Models for the Optimization of Air Refueling Missions

This research follows A. Yamani's work on the problem of minimizing total fuel costs for airlift missions that require in-flight refueling. Yamani's major assumptions were removed and the resulting enhanced formulation was applied the the original problem and the related problem of maximizing allowable cabin load. This optimization is accomplished selecting the rendezvous point and initial fuel for each aircraft. The formulation considers a C-141B airlifter refueled once by a KC-135E tanker. Flight is assumed to be at constant altitude and follow great-circle routes. The fuel costs of climb and cruise flight are modeled as functions of gross weight, while fuel costs associated with the air refueling maneuver, descent, landing, and required reserve are modeled as constant numbers.

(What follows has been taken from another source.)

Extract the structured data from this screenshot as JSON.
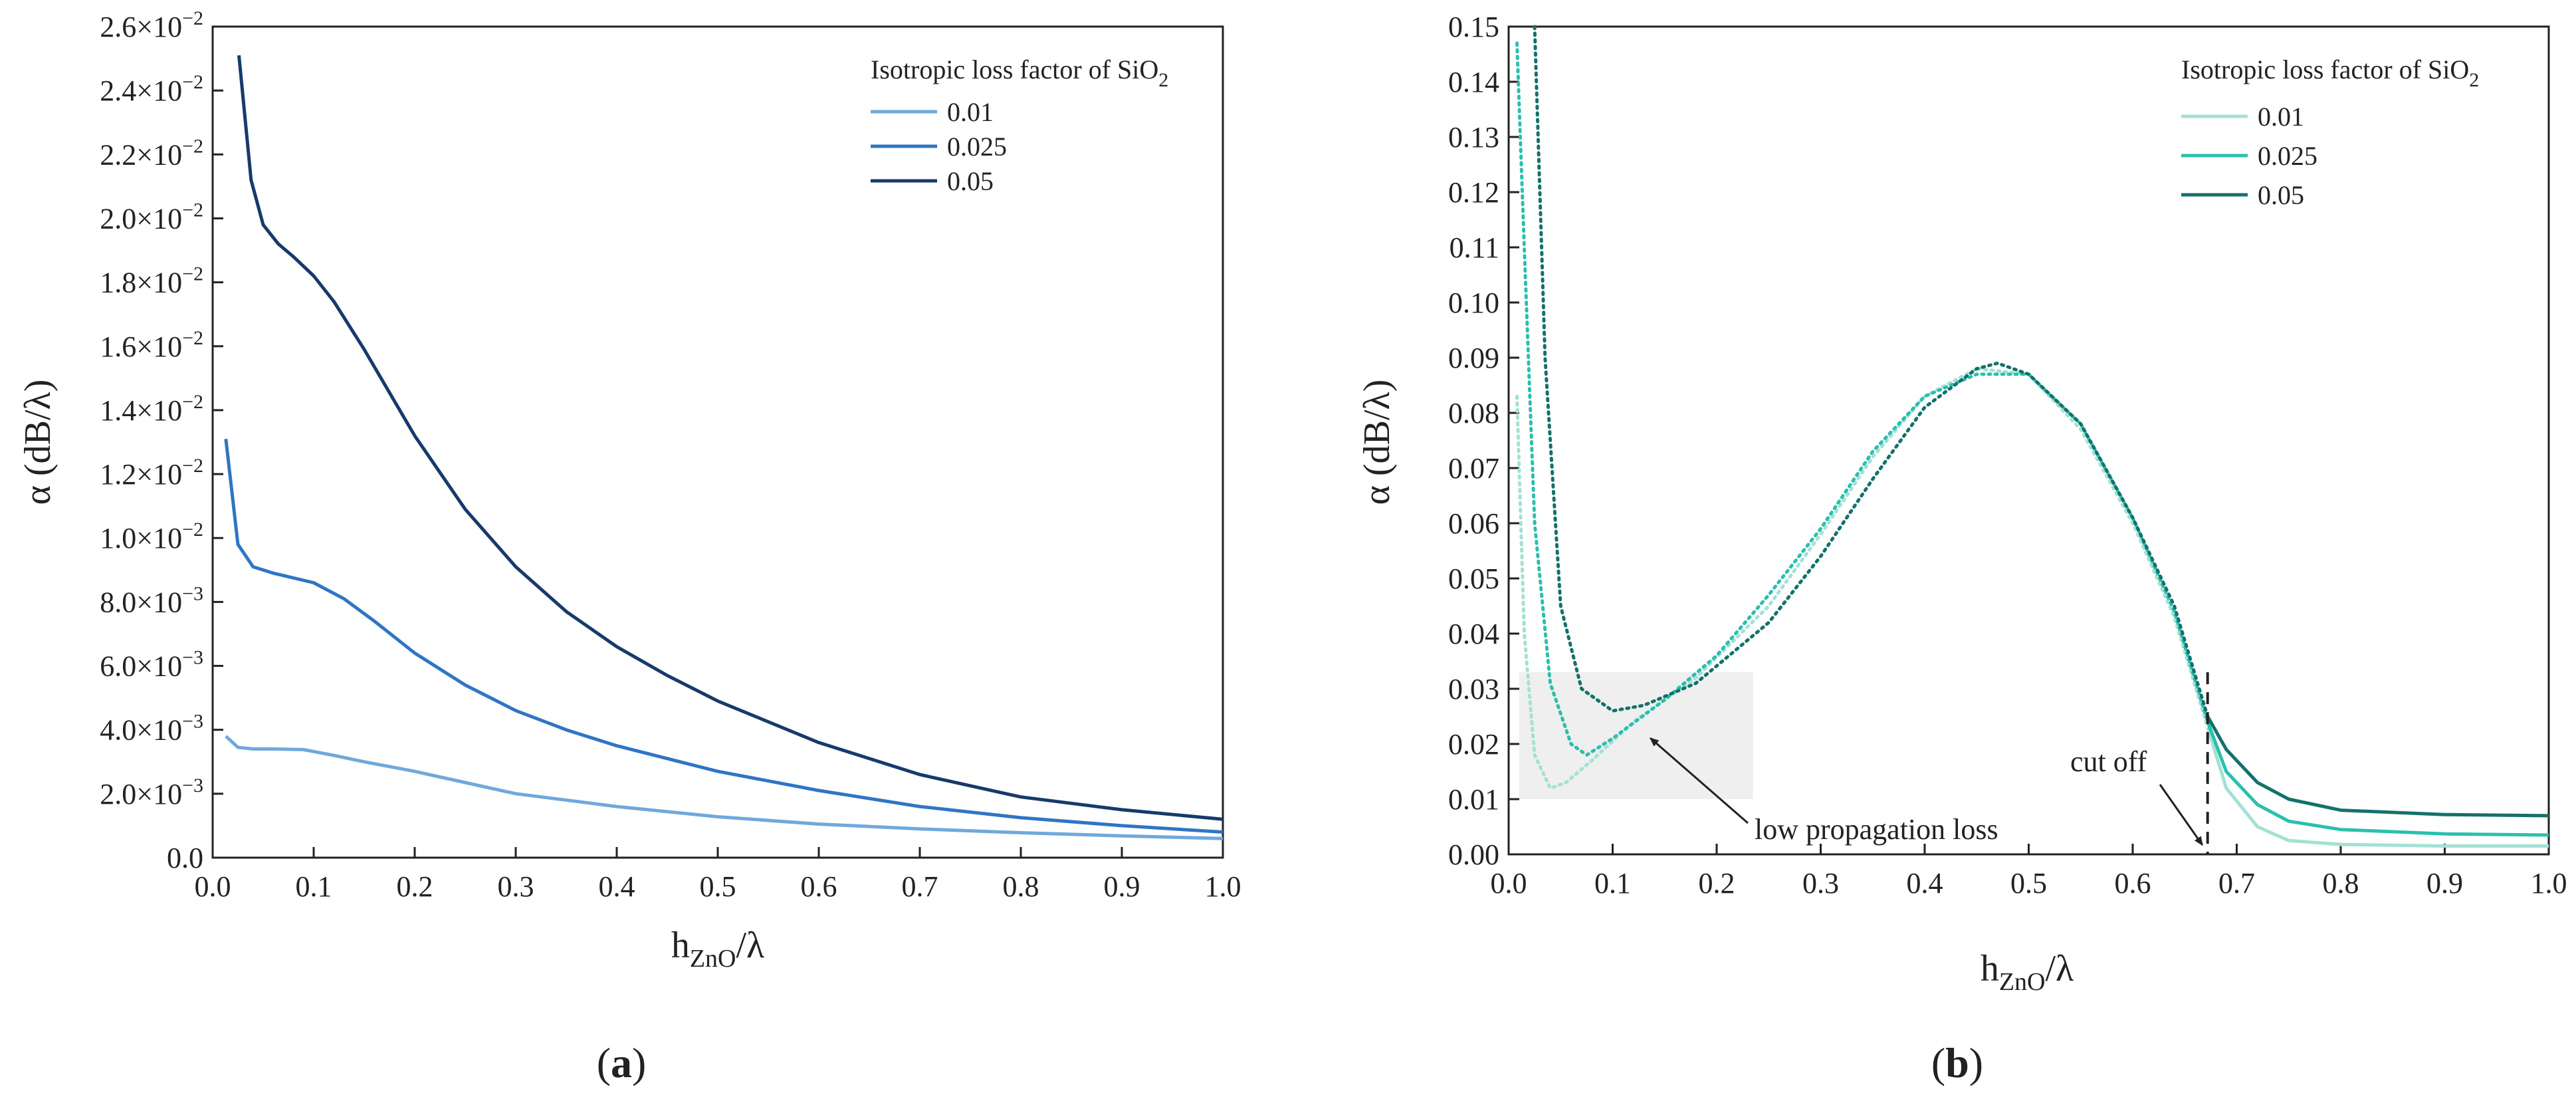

An air refueling track is represented along with the effects of a constant wind. The necessity of a refueling alternate is also included. The method of Sequential Quadratic Programming was used to obtain numerical results. Comparison of model results with a computer-generated flight plan shows that substantial fuel savings and a large increase of allowable cabin load are possible through the selection of an optimal rendezvous point and initial fuel combination. However, minimization of the mission fuel cost is only appropriate in situations where the cargo weight is a fixed quantity less than the maximum capacity of the aircraft. Otherwise, the cargo load should be maximized as this reduces the total number of missions required, and thus provides the greatest savings.